The Gross Debt of the General Government – which comprises the federal government, the INSS (National Social Security Institute) and state and municipal governments – increased to 80.1% of GDP (R$10.4 trillion). It is an increase of 0.9 pp of GDP compared to the previous month.
The result is contained in the “Tax Statistics” report released by the BC (Central Bank) this Thursday (30). This is the highest debt level since July 2021, when it reached 80.3% of GDP.
According to the monetary authority, the monthly evolution of gross debt was due to appropriate nominal interest (+0.9 pp), net debt issuance (+0.4 pp), the effect of exchange rate devaluation (+0.1 pp) and the variation in nominal GDP (-0.5 pp).
Public Sector Net Debt reached 66.8% of GDP (R$8.6 trillion) in March, rising 1.3 pp of GDP in the month.
In March, the consolidated public sector – made up of the Union, States, municipalities and state-owned companies – had a deficit of R$80.7 billion. It is the biggest deficit for the month since the beginning of the historical series, in 2002.

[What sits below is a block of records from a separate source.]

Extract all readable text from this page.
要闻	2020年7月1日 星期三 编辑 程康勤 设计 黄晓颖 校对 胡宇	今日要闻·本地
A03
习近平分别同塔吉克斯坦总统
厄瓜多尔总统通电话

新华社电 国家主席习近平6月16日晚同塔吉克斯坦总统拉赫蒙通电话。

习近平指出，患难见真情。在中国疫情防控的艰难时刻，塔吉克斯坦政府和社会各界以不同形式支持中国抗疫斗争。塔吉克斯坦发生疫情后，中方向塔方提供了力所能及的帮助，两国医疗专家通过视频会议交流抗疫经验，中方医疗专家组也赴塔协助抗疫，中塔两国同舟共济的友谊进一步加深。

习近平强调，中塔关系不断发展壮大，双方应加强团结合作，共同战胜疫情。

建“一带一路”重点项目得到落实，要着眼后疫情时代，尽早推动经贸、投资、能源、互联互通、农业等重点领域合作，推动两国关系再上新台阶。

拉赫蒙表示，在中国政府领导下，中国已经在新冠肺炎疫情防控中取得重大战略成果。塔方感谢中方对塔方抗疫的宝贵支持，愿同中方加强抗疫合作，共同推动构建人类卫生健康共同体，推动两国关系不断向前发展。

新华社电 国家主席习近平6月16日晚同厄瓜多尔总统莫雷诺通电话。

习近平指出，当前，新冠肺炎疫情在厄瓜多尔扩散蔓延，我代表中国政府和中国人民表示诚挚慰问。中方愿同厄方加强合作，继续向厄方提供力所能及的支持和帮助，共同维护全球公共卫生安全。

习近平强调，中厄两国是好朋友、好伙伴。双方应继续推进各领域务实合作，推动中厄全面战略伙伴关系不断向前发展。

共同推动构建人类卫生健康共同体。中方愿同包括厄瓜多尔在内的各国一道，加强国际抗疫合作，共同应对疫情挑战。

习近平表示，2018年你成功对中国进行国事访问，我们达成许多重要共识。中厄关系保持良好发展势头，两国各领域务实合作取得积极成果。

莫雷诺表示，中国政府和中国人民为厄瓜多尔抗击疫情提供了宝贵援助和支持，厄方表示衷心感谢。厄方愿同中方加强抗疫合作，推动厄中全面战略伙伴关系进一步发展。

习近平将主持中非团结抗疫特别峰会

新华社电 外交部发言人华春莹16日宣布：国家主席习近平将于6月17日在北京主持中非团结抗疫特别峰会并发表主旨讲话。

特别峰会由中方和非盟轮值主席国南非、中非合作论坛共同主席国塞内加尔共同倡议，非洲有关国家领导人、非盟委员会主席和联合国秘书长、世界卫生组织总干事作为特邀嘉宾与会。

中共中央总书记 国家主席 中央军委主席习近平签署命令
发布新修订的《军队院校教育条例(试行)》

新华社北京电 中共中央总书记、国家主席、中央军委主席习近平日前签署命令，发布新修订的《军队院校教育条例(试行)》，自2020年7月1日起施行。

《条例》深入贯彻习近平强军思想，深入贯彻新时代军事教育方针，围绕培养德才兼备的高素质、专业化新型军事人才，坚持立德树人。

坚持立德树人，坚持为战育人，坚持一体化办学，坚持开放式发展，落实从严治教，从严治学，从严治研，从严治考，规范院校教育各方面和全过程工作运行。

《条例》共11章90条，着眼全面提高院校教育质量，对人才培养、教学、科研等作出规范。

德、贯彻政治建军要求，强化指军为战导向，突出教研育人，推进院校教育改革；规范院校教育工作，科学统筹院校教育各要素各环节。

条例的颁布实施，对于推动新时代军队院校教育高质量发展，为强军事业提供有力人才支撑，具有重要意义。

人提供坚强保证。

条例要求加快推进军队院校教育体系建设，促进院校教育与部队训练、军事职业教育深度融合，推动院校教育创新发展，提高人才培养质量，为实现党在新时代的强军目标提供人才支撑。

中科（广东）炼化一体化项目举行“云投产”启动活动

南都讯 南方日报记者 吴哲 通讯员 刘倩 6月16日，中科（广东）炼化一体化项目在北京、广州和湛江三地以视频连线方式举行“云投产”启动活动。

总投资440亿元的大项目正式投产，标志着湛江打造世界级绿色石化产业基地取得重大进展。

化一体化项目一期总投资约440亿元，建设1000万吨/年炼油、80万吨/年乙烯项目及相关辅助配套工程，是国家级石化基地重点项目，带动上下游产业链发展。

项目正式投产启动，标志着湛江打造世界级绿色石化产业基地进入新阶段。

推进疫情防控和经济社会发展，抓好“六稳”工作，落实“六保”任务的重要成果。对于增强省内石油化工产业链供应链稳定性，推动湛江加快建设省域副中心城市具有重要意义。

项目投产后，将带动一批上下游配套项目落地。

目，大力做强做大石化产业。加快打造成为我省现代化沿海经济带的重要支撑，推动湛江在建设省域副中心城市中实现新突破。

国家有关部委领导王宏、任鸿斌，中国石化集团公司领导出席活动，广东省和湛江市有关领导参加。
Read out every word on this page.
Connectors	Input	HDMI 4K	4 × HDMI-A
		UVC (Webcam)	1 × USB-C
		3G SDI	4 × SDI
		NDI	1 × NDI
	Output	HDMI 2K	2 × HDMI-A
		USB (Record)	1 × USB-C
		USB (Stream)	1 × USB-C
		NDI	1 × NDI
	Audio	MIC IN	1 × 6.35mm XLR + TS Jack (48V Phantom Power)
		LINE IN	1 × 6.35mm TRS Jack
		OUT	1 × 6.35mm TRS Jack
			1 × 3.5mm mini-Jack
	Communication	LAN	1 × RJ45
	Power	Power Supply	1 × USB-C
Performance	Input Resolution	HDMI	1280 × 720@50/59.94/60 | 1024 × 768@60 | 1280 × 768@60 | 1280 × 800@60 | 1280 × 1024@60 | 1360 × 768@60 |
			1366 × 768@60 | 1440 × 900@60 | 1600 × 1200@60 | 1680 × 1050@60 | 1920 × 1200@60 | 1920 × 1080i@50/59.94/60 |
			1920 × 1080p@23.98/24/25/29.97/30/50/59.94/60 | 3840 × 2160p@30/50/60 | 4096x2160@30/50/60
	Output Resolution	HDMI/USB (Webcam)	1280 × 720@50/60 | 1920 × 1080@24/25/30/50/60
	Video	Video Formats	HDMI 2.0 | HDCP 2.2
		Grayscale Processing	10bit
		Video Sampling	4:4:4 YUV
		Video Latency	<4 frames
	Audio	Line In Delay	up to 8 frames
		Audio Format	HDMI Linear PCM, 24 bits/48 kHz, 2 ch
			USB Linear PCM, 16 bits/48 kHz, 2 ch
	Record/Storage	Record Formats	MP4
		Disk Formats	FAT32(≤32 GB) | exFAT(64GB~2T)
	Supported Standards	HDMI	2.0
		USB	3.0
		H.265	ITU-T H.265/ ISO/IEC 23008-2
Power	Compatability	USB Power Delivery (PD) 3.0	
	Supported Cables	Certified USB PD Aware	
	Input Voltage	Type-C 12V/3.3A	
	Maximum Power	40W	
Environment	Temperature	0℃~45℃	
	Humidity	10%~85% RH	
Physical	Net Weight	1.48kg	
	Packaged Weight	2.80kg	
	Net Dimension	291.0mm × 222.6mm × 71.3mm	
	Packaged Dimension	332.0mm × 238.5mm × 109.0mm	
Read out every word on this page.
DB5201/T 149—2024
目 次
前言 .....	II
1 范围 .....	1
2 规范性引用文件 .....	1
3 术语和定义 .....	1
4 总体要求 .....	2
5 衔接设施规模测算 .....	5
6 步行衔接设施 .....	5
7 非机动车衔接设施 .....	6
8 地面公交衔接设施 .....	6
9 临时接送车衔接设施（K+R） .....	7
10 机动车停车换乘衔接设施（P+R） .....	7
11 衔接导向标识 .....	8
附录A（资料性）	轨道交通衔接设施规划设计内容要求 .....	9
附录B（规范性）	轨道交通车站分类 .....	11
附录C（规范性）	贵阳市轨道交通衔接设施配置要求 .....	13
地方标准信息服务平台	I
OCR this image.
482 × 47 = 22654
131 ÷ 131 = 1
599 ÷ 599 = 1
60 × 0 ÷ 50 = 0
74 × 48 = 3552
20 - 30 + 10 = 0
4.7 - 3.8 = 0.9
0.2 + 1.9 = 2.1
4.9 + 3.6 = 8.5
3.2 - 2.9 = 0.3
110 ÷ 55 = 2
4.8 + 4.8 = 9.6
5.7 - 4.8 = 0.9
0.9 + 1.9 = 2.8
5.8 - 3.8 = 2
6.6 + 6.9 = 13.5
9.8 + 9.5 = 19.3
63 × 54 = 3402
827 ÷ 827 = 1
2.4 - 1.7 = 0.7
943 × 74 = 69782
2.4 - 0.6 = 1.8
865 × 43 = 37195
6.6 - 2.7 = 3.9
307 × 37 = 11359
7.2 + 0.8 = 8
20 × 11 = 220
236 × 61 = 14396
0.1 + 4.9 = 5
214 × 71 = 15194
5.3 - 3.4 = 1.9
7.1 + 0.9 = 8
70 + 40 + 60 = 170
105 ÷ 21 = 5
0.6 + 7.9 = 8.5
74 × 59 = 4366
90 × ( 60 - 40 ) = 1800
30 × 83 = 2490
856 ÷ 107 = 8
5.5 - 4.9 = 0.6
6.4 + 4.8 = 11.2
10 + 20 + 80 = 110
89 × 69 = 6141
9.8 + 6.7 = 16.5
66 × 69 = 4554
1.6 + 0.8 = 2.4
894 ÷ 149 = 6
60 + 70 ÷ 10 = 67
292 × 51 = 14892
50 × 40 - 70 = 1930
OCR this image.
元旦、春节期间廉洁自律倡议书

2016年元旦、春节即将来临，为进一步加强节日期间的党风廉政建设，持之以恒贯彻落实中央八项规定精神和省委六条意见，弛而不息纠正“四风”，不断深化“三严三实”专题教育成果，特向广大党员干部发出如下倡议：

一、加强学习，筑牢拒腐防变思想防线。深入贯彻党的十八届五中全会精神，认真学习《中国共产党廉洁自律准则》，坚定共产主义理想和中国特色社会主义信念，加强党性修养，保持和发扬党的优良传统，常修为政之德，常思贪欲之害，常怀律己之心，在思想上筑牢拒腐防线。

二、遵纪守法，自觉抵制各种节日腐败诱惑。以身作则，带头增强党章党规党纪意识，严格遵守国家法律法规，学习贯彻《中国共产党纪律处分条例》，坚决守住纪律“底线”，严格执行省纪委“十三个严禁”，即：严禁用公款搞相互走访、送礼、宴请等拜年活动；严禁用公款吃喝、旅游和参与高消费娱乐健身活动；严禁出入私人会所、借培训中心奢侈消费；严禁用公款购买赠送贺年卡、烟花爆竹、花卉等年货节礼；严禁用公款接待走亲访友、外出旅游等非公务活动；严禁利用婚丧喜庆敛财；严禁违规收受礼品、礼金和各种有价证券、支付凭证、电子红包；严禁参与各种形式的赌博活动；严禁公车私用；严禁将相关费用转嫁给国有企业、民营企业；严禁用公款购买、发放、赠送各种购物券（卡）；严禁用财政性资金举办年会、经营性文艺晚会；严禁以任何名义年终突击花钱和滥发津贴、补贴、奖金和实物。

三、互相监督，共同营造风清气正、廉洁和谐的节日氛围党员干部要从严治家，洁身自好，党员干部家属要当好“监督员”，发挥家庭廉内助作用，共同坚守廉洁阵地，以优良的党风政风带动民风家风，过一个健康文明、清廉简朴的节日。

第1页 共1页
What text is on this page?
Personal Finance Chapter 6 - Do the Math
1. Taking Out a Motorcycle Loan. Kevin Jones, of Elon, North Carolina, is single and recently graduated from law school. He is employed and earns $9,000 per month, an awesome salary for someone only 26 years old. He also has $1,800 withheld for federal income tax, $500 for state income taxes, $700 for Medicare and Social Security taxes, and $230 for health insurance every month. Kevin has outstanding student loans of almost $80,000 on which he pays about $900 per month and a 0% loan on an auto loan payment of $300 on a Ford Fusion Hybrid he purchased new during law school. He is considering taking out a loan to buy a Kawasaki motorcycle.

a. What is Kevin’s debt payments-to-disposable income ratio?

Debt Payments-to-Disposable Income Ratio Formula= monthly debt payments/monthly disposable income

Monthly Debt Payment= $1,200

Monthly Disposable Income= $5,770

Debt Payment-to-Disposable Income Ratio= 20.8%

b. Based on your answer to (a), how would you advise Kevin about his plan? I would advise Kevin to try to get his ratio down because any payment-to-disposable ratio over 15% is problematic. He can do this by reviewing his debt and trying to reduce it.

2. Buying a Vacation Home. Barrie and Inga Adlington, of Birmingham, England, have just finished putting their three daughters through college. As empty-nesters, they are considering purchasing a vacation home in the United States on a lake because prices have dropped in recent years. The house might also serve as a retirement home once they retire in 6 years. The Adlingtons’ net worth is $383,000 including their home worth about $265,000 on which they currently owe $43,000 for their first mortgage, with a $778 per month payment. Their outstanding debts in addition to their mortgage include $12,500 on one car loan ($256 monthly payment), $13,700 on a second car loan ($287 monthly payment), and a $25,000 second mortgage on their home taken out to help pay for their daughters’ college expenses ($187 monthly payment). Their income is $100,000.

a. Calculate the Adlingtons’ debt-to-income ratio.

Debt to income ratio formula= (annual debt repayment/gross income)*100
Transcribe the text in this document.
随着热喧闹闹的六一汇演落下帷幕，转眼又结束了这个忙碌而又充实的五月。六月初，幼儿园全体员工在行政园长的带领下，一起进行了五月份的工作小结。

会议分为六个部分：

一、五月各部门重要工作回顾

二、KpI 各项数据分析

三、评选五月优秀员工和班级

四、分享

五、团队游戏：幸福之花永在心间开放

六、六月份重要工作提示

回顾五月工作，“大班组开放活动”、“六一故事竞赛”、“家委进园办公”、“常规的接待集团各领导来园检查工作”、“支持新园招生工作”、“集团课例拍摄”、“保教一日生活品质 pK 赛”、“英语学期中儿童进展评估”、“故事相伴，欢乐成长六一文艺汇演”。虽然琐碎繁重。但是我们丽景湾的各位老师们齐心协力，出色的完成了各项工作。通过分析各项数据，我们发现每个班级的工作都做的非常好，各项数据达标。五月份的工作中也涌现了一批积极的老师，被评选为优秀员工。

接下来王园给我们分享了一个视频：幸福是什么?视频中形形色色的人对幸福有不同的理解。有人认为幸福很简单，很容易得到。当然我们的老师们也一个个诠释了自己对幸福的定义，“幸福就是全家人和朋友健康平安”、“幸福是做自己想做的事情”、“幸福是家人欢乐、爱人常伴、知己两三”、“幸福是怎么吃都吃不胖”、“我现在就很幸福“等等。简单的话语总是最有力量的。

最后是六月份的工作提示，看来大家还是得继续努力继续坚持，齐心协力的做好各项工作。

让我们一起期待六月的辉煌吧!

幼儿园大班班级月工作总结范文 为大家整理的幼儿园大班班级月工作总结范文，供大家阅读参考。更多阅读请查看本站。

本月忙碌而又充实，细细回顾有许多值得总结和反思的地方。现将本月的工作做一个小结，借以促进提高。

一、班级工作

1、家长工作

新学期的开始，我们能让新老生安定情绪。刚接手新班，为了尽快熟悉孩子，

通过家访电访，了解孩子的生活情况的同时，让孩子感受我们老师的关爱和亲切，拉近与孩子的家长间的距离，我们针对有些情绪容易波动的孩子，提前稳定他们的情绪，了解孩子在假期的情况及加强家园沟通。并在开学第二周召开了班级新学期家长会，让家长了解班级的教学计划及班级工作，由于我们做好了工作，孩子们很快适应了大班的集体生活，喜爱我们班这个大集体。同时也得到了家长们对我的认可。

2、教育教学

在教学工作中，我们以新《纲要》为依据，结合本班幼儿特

The deficit of consolidated public sector was recorded after the month presented surplus results for two years in a row. See the public sector historical series for March:
- March 2022: surplus of R$4.2 billion;
- March 2023: deficit of R$14.2 billion;
- March 2024: surplus of R$1.2 billion;
- March 2025: surplus of R$3.6 billion;
- March 2026: deficit of R$80.7 billion.
During the month, the Central Government, regional governments and state-owned companies recorded deficits. look:
- Central government: deficit of R$74.8 billion;
- State: deficit of R$468.55 million;
- Regional governments (states and municipalities): deficit of R$5.4 billion.